【POJ3261】 Milk Patterns 后缀数组

Milk Patterns
Time Limit: 5000MS Memory Limit: 65536K
Total Submissions: 12990 Accepted: 5775
Case Time Limit: 2000MS

Description

Farmer John has noticed that the quality of milk given by his cows varies from day to day. On further investigation, he discovered that although he can’t predict the quality of milk from one day to the next, there are some regular patterns in the daily milk quality.

To perform a rigorous study, he has invented a complex classification scheme by which each milk sample is recorded as an integer between 0 and 1,000,000 inclusive, and has recorded data from a single cow over N (1 ≤ N ≤ 20,000) days. He wishes to find the longest pattern of samples which repeats identically at least K (2 ≤ K ≤ N) times. This may include overlapping patterns – 1 2 3 2 3 2 3 1 repeats 2 3 2 3 twice, for example.

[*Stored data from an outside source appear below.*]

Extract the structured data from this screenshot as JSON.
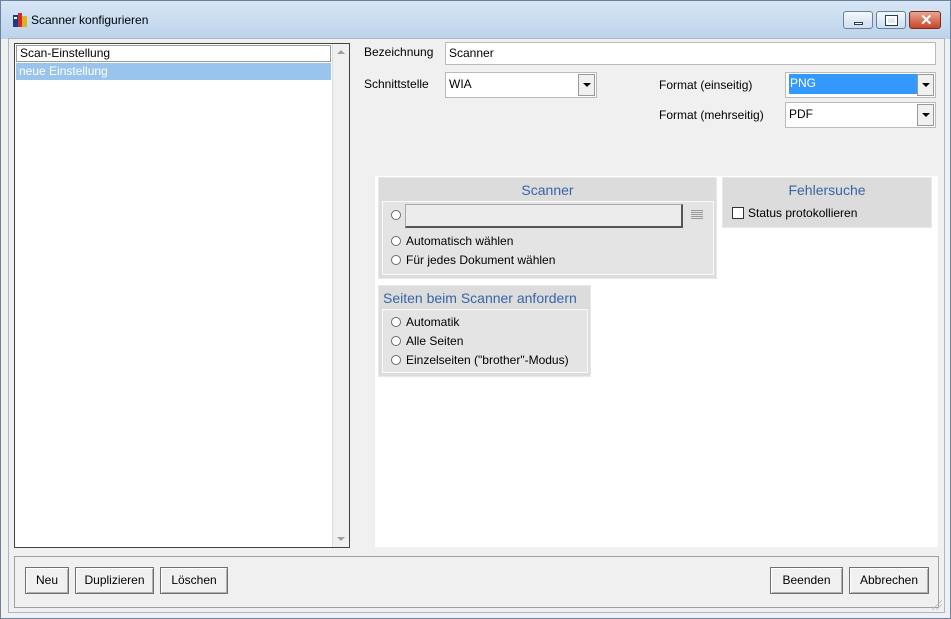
{
  "window": {
    "title": "Scanner konfigurieren"
  },
  "settings_list": {
    "header": "Scan-Einstellung",
    "items": [
      "neue Einstellung"
    ]
  },
  "form": {
    "bezeichnung_label": "Bezeichnung",
    "bezeichnung_value": "Scanner",
    "schnittstelle_label": "Schnittstelle",
    "schnittstelle_value": "WIA",
    "format_einseitig_label": "Format (einseitig)",
    "format_einseitig_value": "PNG",
    "format_mehrseitig_label": "Format (mehrseitig)",
    "format_mehrseitig_value": "PDF"
  },
  "scanner_group": {
    "title": "Scanner",
    "option_auto": "Automatisch wählen",
    "option_each": "Für jedes Dokument wählen"
  },
  "pages_group": {
    "title": "Seiten beim Scanner anfordern",
    "options": [
      "Automatik",
      "Alle Seiten",
      "Einzelseiten (\"brother\"-Modus)"
    ]
  },
  "debug_group": {
    "title": "Fehlersuche",
    "log_status": "Status protokollieren"
  },
  "buttons": {
    "new": "Neu",
    "duplicate": "Duplizieren",
    "delete": "Löschen",
    "finish": "Beenden",
    "cancel": "Abbrechen"
  },
  "colors": {
    "selection": "#3399ff",
    "list_selection": "#99c4eb",
    "group_title": "#3765a6"
  }
}
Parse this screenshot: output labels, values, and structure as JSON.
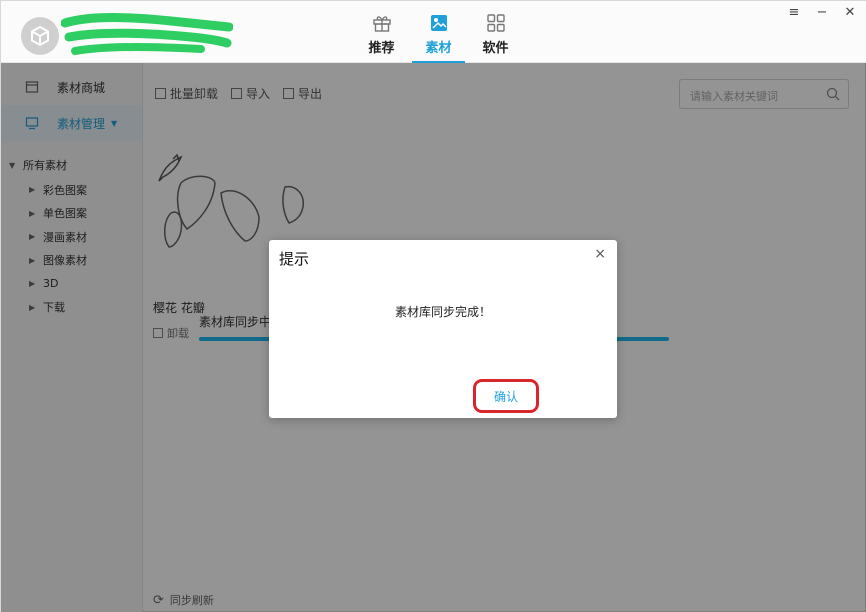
{
  "header": {
    "tabs": [
      {
        "label": "推荐",
        "icon": "gift-icon"
      },
      {
        "label": "素材",
        "icon": "image-icon",
        "active": true
      },
      {
        "label": "软件",
        "icon": "grid-icon"
      }
    ],
    "window_controls": {
      "menu": "≡",
      "minimize": "−",
      "close": "✕"
    }
  },
  "sidebar": {
    "nav": [
      {
        "label": "素材商城",
        "icon": "store-icon"
      },
      {
        "label": "素材管理",
        "icon": "monitor-icon",
        "active": true
      }
    ],
    "tree_root": "所有素材",
    "tree_items": [
      "彩色图案",
      "单色图案",
      "漫画素材",
      "图像素材",
      "3D",
      "下载"
    ]
  },
  "toolbar": {
    "batch_uninstall": "批量卸载",
    "import": "导入",
    "export": "导出",
    "search_placeholder": "请输入素材关键词"
  },
  "item": {
    "name": "樱花 花瓣",
    "uninstall": "卸载"
  },
  "sync": {
    "label": "素材库同步中",
    "progress": 1.0
  },
  "footer": {
    "refresh": "同步刷新"
  },
  "dialog": {
    "title": "提示",
    "close": "×",
    "message": "素材库同步完成！",
    "confirm": "确认"
  },
  "colors": {
    "accent": "#1fa0d8",
    "progress": "#1fb8ea",
    "highlight_ring": "#d8262c"
  }
}
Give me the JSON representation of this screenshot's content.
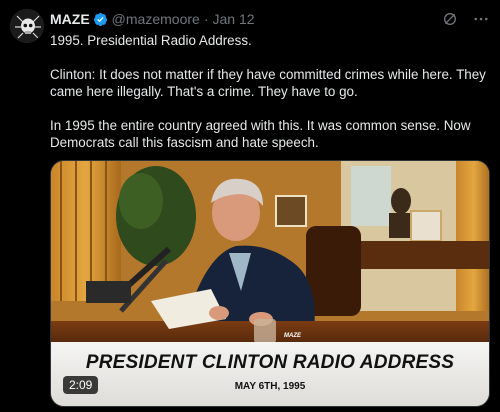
{
  "author": {
    "name": "MAZE",
    "handle": "@mazemoore",
    "separator": "·",
    "date": "Jan 12"
  },
  "tweet": {
    "line1": "1995. Presidential Radio Address.",
    "line2": "Clinton: It does not matter if they have committed crimes while here. They came here illegally. That's a crime. They have to go.",
    "line3": "In 1995 the entire country agreed with this. It was common sense. Now Democrats call this fascism and hate speech."
  },
  "media": {
    "caption_title": "PRESIDENT CLINTON RADIO ADDRESS",
    "caption_date": "MAY 6TH, 1995",
    "duration": "2:09",
    "watermark": "MAZE"
  },
  "colors": {
    "verified": "#1d9bf0",
    "muted": "#71767b",
    "text": "#e7e9ea",
    "background": "#000000"
  },
  "icons": {
    "verified": "verified-badge-icon",
    "grok": "grok-icon",
    "more": "more-icon"
  }
}
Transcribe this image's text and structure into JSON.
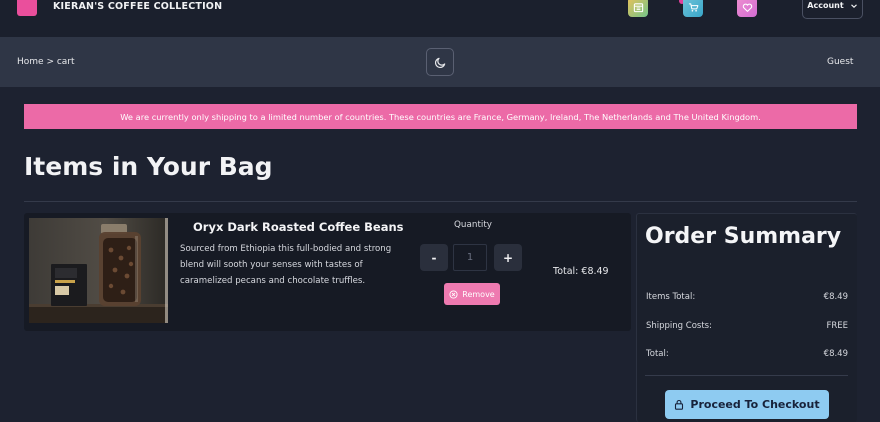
{
  "brand": {
    "name": "KIERAN'S COFFEE COLLECTION"
  },
  "nav": {
    "icons": [
      "calendar-icon",
      "cart-icon",
      "heart-icon"
    ],
    "account_label": "Account"
  },
  "breadcrumb": {
    "text": "Home > cart"
  },
  "user": {
    "label": "Guest"
  },
  "banner": {
    "text": "We are currently only shipping to a limited number of countries. These countries are France, Germany, Ireland, The Netherlands and The United Kingdom."
  },
  "page": {
    "title": "Items in Your Bag"
  },
  "cart_item": {
    "name": "Oryx Dark Roasted Coffee Beans",
    "description": "Sourced from Ethiopia this full-bodied and strong blend will sooth your senses with tastes of caramelized pecans and chocolate truffles.",
    "quantity_label": "Quantity",
    "quantity_value": "1",
    "minus_label": "-",
    "plus_label": "+",
    "remove_label": "Remove",
    "total_text": "Total: €8.49"
  },
  "summary": {
    "title": "Order Summary",
    "items_total_label": "Items Total:",
    "items_total_value": "€8.49",
    "shipping_label": "Shipping Costs:",
    "shipping_value": "FREE",
    "total_label": "Total:",
    "total_value": "€8.49",
    "checkout_label": "Proceed To Checkout"
  },
  "colors": {
    "brand_pink": "#ec6aa7",
    "checkout_blue": "#8ecbf1",
    "background": "#1d2230"
  }
}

Help Farmer John by finding the longest repeating subsequence in the sequence of samples. It is guaranteed that at least one subsequence is repeated at least K times.

Input
Line 1: Two space-separated integers: N and K
Lines 2..N+1: N integers, one per line, the quality of the milk on day i appears on the ith line.

Output
Line 1: One integer, the length of the longest pattern which occurs at least K times

Sample Input

8 2
1
2
3
2
3
2
3
1

Sample Output
4
题意：求出现至少K次的最长串
Solution：二分答案，判定连续Height【i-j】满足，且（j-i）+1>=k-1

#include<iostream>
#include<stdio.h>
#include<string.h>
using namespace std;
int wa[20055],wb[20055],sa[20055],rank[20055],height[20055];
int n;
int r[20055];
int k;
int cnt[20055];
void DA(int n,int m)
{
    int *x=wa,*y=wb;
    for(int i=0;i<m;i++) cnt[i]=0;
    for(int i=0;i<n;i++) cnt[x[i]=r[i]]++;
    for(int i=1;i<m;i++) cnt[i]+=cnt[i-1];
    for(int i=n-1;i>=0;i--) sa[--cnt[x[i]]]=i;
    for(int p=1,j=1;p<n;m=p,j<<=1)
    {
        p=0;
        for(int i=n-j;i<n;i++) y[p++]=i;
        for(int i=0;i<n;i++) if(sa[i]>=j) y[p++]=sa[i]-j;
        for(int i=0;i<m;i++) cnt[i]=0;
        for(int i=0;i<n;i++) cnt[x[y[i]]]++;
        for(int i=1;i<m;i++) cnt[i]+=cnt[i-1];
        for(int i=n-1;i>=0;i--) sa[--cnt[x[y[i]]]]=y[i];
        swap(x,y);
        x[sa[0]]=0;
        p=1;
        for(int i=1;i<n;i++)
            x[sa[i]]=((y[sa[i]]==y[sa[i-1]])&&y[sa[i]+j]==y[sa[i-1]+j])?p-1:p++;
    }
}
void cal_H(int n)
{
    for(int i=1;i<=n;i++) rank[sa[i]]=i;
    int k=0,i,j;
    for(i=0;i<n;height[rank[i++]]=k)
        for(k?k--:0,j=sa[rank[i]-1];r[i+k]==r[j+k];k++);    
}

bool C(int x)
{
        for(int i=2;i<=n;i++)
        if(height[i]>=x)
        {
            int cmt=1;
            for(i;i<=n&&height[i]>=x;i++) cmt++;
            if(cmt>=k) return 1;    
        }
        return 0;
}
int solve()
{
    int ans=0;
    int ls=0,rs=n;
    while(ls<=rs)
    {
        int mid=(ls+rs)>>1;
        if(C(mid))  ans=mid, ls=mid+1;
        else rs=mid-1;
    }
    return ans;

}
int main()
{
    scanf("%d%d",&n,&k);
    for(int i=0;i<n;i++)
    scanf("%d",&r[i]);
    r[n]=0;
    DA(n+1,20005);
    cal_H(n);
    printf("%d\n",solve());             
}